I watched. She always managed to eat noodles so none of them dangled from her mouth. "How do you do that?"

"Do what?"

"Eat without the noodles hanging out your mouth. You have the most perfect manners. You look like a Victorian lady when you eat." She never made a blunder. She could take a chicken bone from between her teeth and look graceful.

"I could teach you."

"No. That would destroy the mystery."

"I thought I didn't have any mystery left, you had me all figured out."

I took the package of gum from my shirt pocket and unwrapped the four pieces that remained. I pushed the pieces of gum to the side, then carefully smoothed out the pieces of foil. They were still a bit wrinkly, so I fished a quarter from my pocket and used it to smooth them better. I was careful not to press too hard, so I didn't tear them.

"What are you doing?" she asked.

I shook my head. A minute later I had all the pieces of foil flattened out and folded over and woven end to end like a single long, narrow piece. I wrapped it around a finger, then took it off and narrowed the diameter a bit, and twisted the ends around and flattened them in place, hoping the whole thing would stay together. "Give me your hand," I said. She held out her right hand. "Other one. Left hand." She held it out. I fitted the foil around her ring finger. "Marry me."

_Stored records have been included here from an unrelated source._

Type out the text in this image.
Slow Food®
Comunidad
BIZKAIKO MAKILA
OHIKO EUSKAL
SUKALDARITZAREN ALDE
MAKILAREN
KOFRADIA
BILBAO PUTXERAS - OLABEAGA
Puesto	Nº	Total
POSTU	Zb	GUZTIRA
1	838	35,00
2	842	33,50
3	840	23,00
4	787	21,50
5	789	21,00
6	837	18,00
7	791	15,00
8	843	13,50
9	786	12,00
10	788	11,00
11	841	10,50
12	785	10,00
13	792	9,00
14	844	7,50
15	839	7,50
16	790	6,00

She stared at her finger, mouth open.

"Okay, okay," I said. "I wasn't prepared. Say yes so I can get you a real one."

She laughed.

"Hey," I said. "Come on. I'm serious."

She laughed harder, and shook her head. "Too... funny... "

When she finally stopped she pressed her fingers against her cheeks and said, "Too perfect. Oh, Gabe. I love you so. You do these things, and they're so wacky, and then I remember again how charming you are."

"But what about my question? Are you saying yes?"

"No. I mean -- someday. If that's what makes you happy, I won't be afraid of marriage forever." She took out her phone and hit the speed dial.

"Not that damn phone... "

She ignored me. "Lorene?" she said. "Tell Doug I won't be back. Stomach. My lunch didn't agree with me." She winked at me. "He can handle it. He's a big boy. I'm turning off my phone. 'Bye."

I threw money on the table. We stood.

"Let's go," we said together, looked at each other, and hooked our little fingers for a second, the way we used to do when we said the same thing at the same time. The foil ring touched my finger.